Ich habe mich vor drei Jahren mit diesen Fragen beschäftigt und bin zu dem Schluss gekommen, dass es am wahrscheinlichsten ist, dass der geliebte Jünger tatsächlich eine andere Person ist als der Apostel Johannes.
Sie scheinen sich überhaupt nicht zu ähneln. Was hat sich das Christentum dabei gedacht? Nichts verbindet die beiden Figuren – außer dem gemeinsamen Namen.
Ich kam zu einer Position, die Dr. Bauckham für möglich hält und der viele Theologen heute zustimmen. Der junge Mann namens Lazarus, der von Jesus von den Toten auferweckt wurde, ist der geliebte Jünger. Wenn wir in den Evangelien „Johannes“ lesen, lesen wir, dass Lazarus unter einem angenommenen Namen schreibt.
Lazarus hatte ein Motiv, seinen Namen zu ändern – seine Auferstehung war ein Beweis für die Macht Jesu, und so würde er zur Zielscheibe der Feinde Jesu werden. Es ist eine Strategie, die laut Dr. Bauckham in den Evangelien üblich ist: eine „schützende Anonymität“ um Figuren, die zu der Zeit, in der der Text verbreitet wird, noch am Leben sein könnten.
Ich habe den Mut aufgebracht, Dr. Bauckham über meine Verwirrung über einige Quellen zu schreiben – wer war „Johannes“, der in Galater 2,9 als christlicher Führer erwähnt wird, und wer war der „Johannes“ in der frühen Kirchengeschichte, die als Muratorianischer Kanon bezeichnet wird?
Er hat freundlicherweise zurückgeschrieben.
Der Johannes in Ihrem Zitat aus dem Muratorianischen Kanon ist der Johannes, der die Offenbarung geschrieben hat (der Verfasser des Muratorianischen Kanons hat ihn möglicherweise mit dem Johannes identifiziert, der das Evangelium geschrieben hat). Dieser Johannes schrieb an sieben Gemeinden (Offb 2-3), wie auch Paulus. Natürlich wurde die Offenbarung später als Paulus geschrieben, aber der Verfasser des Muratorianischen Kanons war offensichtlich anderer Meinung.

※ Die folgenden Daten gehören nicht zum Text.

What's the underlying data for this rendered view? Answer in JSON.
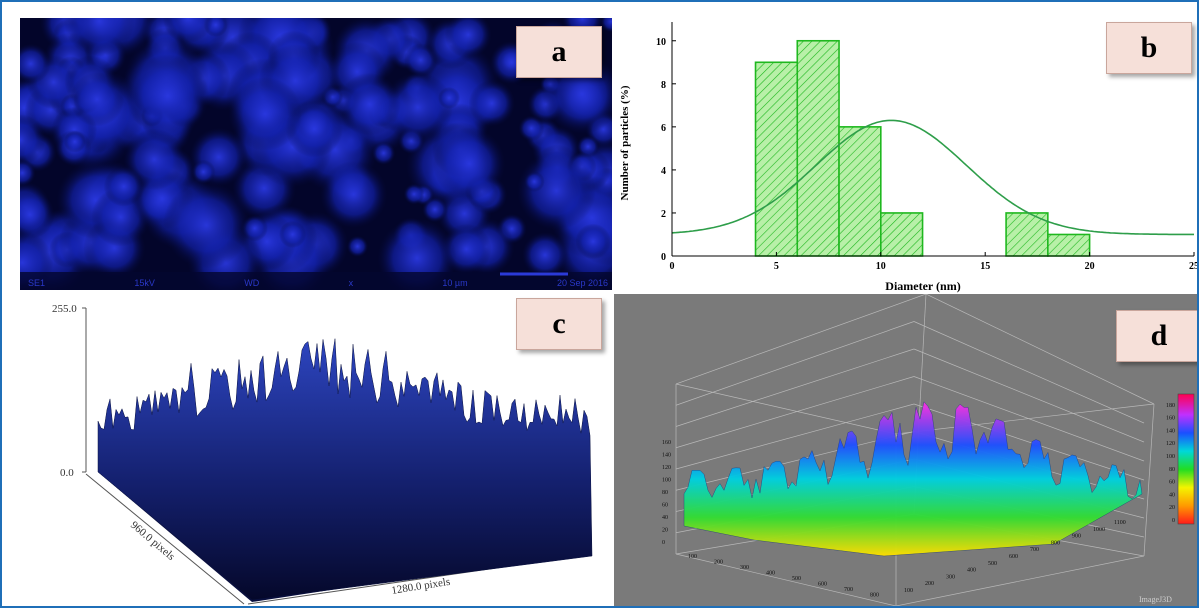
{
  "panels": {
    "a": {
      "label": "a",
      "footer": [
        "SE1",
        "15kV",
        "WD",
        "x",
        "10 µm",
        "20 Sep 2016"
      ]
    },
    "b": {
      "label": "b"
    },
    "c": {
      "label": "c",
      "z_top": "255.0",
      "z_bottom": "0.0",
      "y_axis_label": "960.0 pixels",
      "x_axis_label": "1280.0 pixels"
    },
    "d": {
      "label": "d",
      "watermark": "ImageJ3D",
      "z_ticks": [
        "0",
        "20",
        "40",
        "60",
        "80",
        "100",
        "120",
        "140",
        "160"
      ],
      "x_ticks": [
        "100",
        "200",
        "300",
        "400",
        "500",
        "600",
        "700",
        "800"
      ],
      "y_ticks": [
        "100",
        "200",
        "300",
        "400",
        "500",
        "600",
        "700",
        "800",
        "900",
        "1000",
        "1100"
      ],
      "colorbar_ticks": [
        "0",
        "20",
        "40",
        "60",
        "80",
        "100",
        "120",
        "140",
        "160",
        "180"
      ],
      "colors": {
        "background": "#7a7a7a"
      }
    }
  },
  "chart_data": {
    "type": "bar",
    "xlabel": "Diameter (nm)",
    "ylabel": "Number of particles (%)",
    "xlim": [
      0,
      25
    ],
    "ylim": [
      0,
      10.5
    ],
    "x_ticks": [
      "0",
      "5",
      "10",
      "15",
      "20",
      "25"
    ],
    "y_ticks": [
      "0",
      "2",
      "4",
      "6",
      "8",
      "10"
    ],
    "bins": [
      {
        "start": 4,
        "end": 6,
        "value": 9
      },
      {
        "start": 6,
        "end": 8,
        "value": 10
      },
      {
        "start": 8,
        "end": 10,
        "value": 6
      },
      {
        "start": 10,
        "end": 12,
        "value": 2
      },
      {
        "start": 16,
        "end": 18,
        "value": 2
      },
      {
        "start": 18,
        "end": 20,
        "value": 1
      }
    ],
    "fit_curve": {
      "type": "gaussian",
      "center": 10.5,
      "peak": 6.3,
      "offset": 1.0,
      "sigma": 3.6
    },
    "colors": {
      "bar_fill": "#b8f0a8",
      "bar_edge": "#1fb81f",
      "curve": "#2e9e4a"
    }
  }
}
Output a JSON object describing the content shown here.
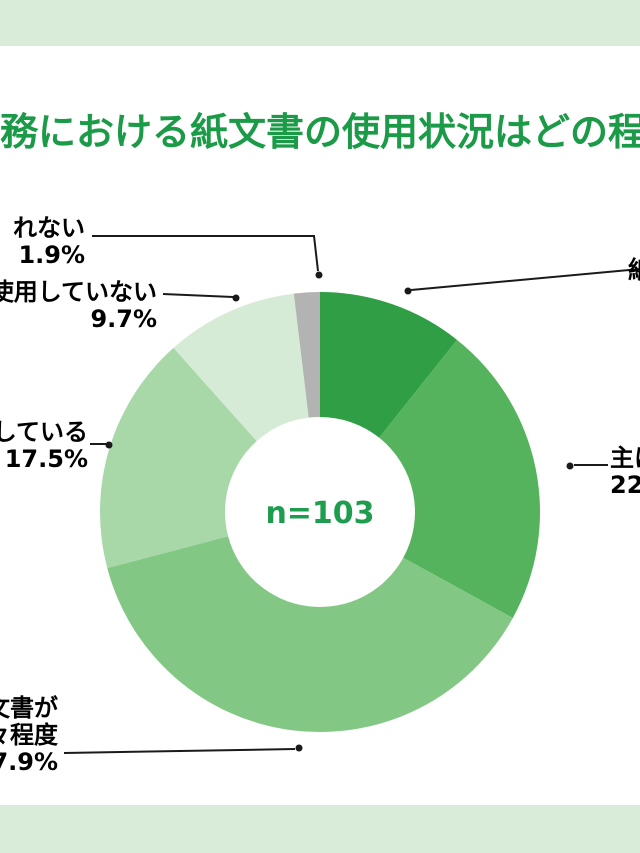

Der Johannes von Gal 2,9 ist der Sohn des Zebedäus. Meiner Meinung nach ist dies der letzte uns bekannte Zeitpunkt, zu dem Johannes, der Sohn des Zebedäus, noch lebte. Sein Bruder Jakobus war bereits tot, also ist der Jakobus dieses Verses der Bruder Jesu.
Es könnte dann möglich sein, aus dem Puzzle der Beweise ein kohärentes Bild von Lazaurus/Johannes zusammenzusetzen. Ein junger Mann, der stirbt und von Jesus auferweckt wird und sich später auf der griechischen Insel Patmos versteckt, wo die Vision der Offenbarung aus ihm herausströmt.
In späteren Jahren kommt er nach Ephesus, wo sich bekanntermaßen Jünger von Johannes dem Täufer versammeln, und hier nimmt er einen neuen Namen an, „Johannes“. Er wird Bischof von Ephesus, heiratet nie und stirbt in hohem Alter.
Der Muratorianische Kanon (der eine Seite zu sein scheint, die aus einem verlorenen Text, Papias‘ Exposition of the Oracles of the Lord, neu kopiert wurde und 1740 gefunden und veröffentlicht wurde) fängt den Moment ein, in dem Johannes beginnt, sein Evangelium zu schreiben.
Auf die Ermahnung seiner Mitjünger und Bischöfe hin sagte er: „Fastet mit mir drei Tage lang, dann lasst uns einander sagen, was einem jeden offenbart werden soll.“ In derselben Nacht wurde Andreas, einem der Apostel, offenbart, dass Johannes in seinem eigenen Namen berichten sollte, woran sie sich alle gemeinsam erinnerten. Oder dass Johannes in seinem eigenen Namen erzählen sollte, wobei sie alle als Korrektoren fungierten.
Das bleibende Rätsel war, warum der „Johannes“, den die Tradition bevorzugte, nicht der schöne Genius war, der seinen Namen nicht sagt, sondern der Fischer, dessen Zorn und Statussucht Jesus in Lukas 9,51-6 getadelt hatte.